うたの日の100人の短歌・第7グループ⑦酒匂さささん

 酒が匂うと書いて酒匂(さこう)さんと読む酒匂さささんは、その名の通りお酒好きだそうです。先日、横浜の藤が丘にある青山祐己さんのお店・風凛歌さんで開催された歌会と新年会で初めてお目にかかったのですが、酒匂さんは、実に素敵な酔い方をされていました。カラオケの方のお歌がめちゃめちゃお上手で、青山さんのピアノ伴奏で中島みゆきさんの『糸』を歌われたんですけど、その瞬間、私は彼女を心の中で酒匂プロ!と呼んでおりました。
 酒匂さんもうたの日デビューは今年の8月なのですが、心を揺さぶられるお歌がありました。

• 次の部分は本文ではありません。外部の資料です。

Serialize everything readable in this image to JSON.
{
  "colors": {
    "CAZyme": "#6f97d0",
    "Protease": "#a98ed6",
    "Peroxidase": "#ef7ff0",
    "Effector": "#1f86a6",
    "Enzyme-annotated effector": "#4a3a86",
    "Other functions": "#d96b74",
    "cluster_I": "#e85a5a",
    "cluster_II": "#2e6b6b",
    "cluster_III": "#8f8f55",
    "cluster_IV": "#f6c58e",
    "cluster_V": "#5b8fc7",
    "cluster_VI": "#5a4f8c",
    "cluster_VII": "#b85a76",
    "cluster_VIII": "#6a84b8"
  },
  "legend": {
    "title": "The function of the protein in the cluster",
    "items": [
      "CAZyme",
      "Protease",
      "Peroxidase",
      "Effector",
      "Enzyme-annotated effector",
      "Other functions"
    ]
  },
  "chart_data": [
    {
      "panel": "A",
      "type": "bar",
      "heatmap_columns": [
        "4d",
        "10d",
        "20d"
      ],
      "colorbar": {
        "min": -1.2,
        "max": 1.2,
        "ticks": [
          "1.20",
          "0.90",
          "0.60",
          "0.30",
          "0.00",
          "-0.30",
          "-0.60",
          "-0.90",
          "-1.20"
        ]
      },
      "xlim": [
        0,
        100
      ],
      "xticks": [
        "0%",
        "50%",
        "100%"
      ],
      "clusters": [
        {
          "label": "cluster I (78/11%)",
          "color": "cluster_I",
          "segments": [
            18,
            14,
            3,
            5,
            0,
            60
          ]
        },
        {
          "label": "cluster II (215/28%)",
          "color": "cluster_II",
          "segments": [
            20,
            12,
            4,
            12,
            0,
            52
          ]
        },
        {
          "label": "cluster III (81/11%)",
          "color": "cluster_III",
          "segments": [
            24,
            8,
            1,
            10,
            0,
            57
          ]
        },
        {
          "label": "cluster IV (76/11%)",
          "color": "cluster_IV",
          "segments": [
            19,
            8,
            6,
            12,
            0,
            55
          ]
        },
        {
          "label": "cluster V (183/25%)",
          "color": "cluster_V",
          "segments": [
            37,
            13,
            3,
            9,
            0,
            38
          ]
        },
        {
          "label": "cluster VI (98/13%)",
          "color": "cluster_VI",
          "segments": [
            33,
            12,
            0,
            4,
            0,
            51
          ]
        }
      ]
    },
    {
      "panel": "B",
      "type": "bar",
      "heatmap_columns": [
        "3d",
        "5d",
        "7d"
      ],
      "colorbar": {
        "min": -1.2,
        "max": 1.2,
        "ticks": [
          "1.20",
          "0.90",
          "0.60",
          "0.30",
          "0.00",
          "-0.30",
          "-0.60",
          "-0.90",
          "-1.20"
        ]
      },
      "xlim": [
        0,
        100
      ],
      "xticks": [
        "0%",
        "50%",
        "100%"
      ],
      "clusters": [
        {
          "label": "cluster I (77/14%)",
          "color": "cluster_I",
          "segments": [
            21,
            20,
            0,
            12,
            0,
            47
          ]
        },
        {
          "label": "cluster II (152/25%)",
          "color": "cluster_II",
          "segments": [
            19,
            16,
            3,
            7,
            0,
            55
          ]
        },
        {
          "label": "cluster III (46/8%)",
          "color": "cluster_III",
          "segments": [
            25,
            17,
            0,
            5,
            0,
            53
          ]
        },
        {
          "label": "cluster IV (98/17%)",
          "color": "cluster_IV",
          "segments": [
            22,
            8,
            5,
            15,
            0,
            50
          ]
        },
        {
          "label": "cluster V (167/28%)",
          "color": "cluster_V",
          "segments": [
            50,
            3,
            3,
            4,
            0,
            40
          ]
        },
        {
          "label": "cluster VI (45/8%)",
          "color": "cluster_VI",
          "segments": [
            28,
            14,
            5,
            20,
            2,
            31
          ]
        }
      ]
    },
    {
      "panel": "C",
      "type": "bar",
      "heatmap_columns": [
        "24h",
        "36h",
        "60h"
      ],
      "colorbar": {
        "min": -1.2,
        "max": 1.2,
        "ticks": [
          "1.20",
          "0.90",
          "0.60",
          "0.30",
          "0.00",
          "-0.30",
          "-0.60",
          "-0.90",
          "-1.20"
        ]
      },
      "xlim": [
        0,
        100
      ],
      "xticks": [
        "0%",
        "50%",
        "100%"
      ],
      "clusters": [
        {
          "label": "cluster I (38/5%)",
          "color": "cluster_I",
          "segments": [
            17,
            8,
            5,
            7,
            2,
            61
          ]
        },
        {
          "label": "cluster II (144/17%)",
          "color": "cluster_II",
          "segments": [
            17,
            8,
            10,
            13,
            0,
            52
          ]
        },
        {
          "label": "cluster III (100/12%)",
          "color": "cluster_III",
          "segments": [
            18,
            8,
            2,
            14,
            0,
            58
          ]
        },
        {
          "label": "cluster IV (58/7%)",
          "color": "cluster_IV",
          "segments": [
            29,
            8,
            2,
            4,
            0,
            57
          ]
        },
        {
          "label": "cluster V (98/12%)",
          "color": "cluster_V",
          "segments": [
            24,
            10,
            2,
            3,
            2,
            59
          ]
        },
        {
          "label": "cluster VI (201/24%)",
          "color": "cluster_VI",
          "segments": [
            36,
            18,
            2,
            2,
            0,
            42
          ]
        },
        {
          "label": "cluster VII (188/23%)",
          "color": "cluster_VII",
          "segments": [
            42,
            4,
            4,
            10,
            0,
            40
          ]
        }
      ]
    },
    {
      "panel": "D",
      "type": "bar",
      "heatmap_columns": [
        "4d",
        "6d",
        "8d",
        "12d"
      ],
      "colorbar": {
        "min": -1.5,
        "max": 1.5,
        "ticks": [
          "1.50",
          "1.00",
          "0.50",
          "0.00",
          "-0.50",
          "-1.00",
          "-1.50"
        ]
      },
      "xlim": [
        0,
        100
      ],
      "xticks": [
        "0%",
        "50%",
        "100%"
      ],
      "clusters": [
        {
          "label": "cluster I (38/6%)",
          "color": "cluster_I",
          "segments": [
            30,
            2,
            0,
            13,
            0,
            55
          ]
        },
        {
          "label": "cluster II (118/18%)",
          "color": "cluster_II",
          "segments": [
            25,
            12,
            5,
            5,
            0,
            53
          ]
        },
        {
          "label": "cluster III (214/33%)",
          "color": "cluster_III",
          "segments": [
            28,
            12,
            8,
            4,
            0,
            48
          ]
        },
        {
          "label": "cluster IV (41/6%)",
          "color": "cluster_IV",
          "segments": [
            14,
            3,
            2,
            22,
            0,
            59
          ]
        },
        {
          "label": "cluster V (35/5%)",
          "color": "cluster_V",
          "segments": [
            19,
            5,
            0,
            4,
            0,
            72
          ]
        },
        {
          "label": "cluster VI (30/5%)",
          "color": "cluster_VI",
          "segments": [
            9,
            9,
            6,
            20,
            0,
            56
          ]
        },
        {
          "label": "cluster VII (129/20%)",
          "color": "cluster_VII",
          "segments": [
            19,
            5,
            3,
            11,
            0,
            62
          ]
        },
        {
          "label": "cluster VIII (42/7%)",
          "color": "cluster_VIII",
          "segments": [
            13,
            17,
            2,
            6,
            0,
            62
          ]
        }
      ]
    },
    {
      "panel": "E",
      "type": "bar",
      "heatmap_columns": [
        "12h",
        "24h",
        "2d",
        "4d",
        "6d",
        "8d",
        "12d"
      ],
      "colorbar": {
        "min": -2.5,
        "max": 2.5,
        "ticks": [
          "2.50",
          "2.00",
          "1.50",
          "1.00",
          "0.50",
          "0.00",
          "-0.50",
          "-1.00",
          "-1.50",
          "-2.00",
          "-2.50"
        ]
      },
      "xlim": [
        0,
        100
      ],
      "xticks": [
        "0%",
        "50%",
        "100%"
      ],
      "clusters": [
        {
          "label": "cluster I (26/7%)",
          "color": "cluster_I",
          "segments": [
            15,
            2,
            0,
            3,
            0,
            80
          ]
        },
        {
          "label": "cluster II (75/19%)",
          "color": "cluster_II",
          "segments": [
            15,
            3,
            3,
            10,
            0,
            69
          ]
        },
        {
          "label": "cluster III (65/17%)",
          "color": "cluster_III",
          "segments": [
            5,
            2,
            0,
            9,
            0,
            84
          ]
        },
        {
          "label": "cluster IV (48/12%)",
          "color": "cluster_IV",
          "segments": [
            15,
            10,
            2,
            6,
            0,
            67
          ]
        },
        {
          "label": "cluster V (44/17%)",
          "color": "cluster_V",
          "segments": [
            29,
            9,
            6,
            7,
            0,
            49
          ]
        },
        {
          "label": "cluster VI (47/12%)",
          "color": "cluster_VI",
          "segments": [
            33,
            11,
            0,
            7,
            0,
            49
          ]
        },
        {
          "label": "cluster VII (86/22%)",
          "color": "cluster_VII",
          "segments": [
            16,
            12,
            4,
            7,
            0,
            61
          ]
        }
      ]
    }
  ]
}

生きること=(イコール)素敵なことだって何時何分誰が決めたの/酒匂ささ 2019年8月29日お題「生」


 このお歌は、死にたいと思い詰めたことのある人にとっては、希望の光のようなお歌だと思います。
 死にたいという人に対して、健康な人は、その気持ちを簡単に頭ごなしに否定したりすることが多々あります。
「死ぬな」
とか、
「生きていればいいことがあるよ」
とか。私は、死にたくてたまらない時に、母にも言われたことのない
「馬鹿!」
Twitterで罵られたこともありました。
 生きる希望を失っている人がその気持ちを吐き出す時、欲しいのは前向きな否定ではないのです。まずは、肯定してほしい。死にたいほど苦しんでいることを知ってほしい。そして、ただ、寄り添ってほしい。苦しみが少しだけ和らぐまで。
 この主体もきっと、生きるのが大変なのでしょう。それは、もしかしたら、死ぬことよりも苦しいのかもしれない。それなのに
「生きることは素敵なことだよ」
なんて安易に励ますのは、逆効果になると思います。
 生きるのは苦しいよね、大変だよね。でも、あなたはひとりじゃないよ。大丈夫だよ。死にたくなったらひとりで抱え込まないでね……そんな声が聴こえてきそうなお歌だと思いました。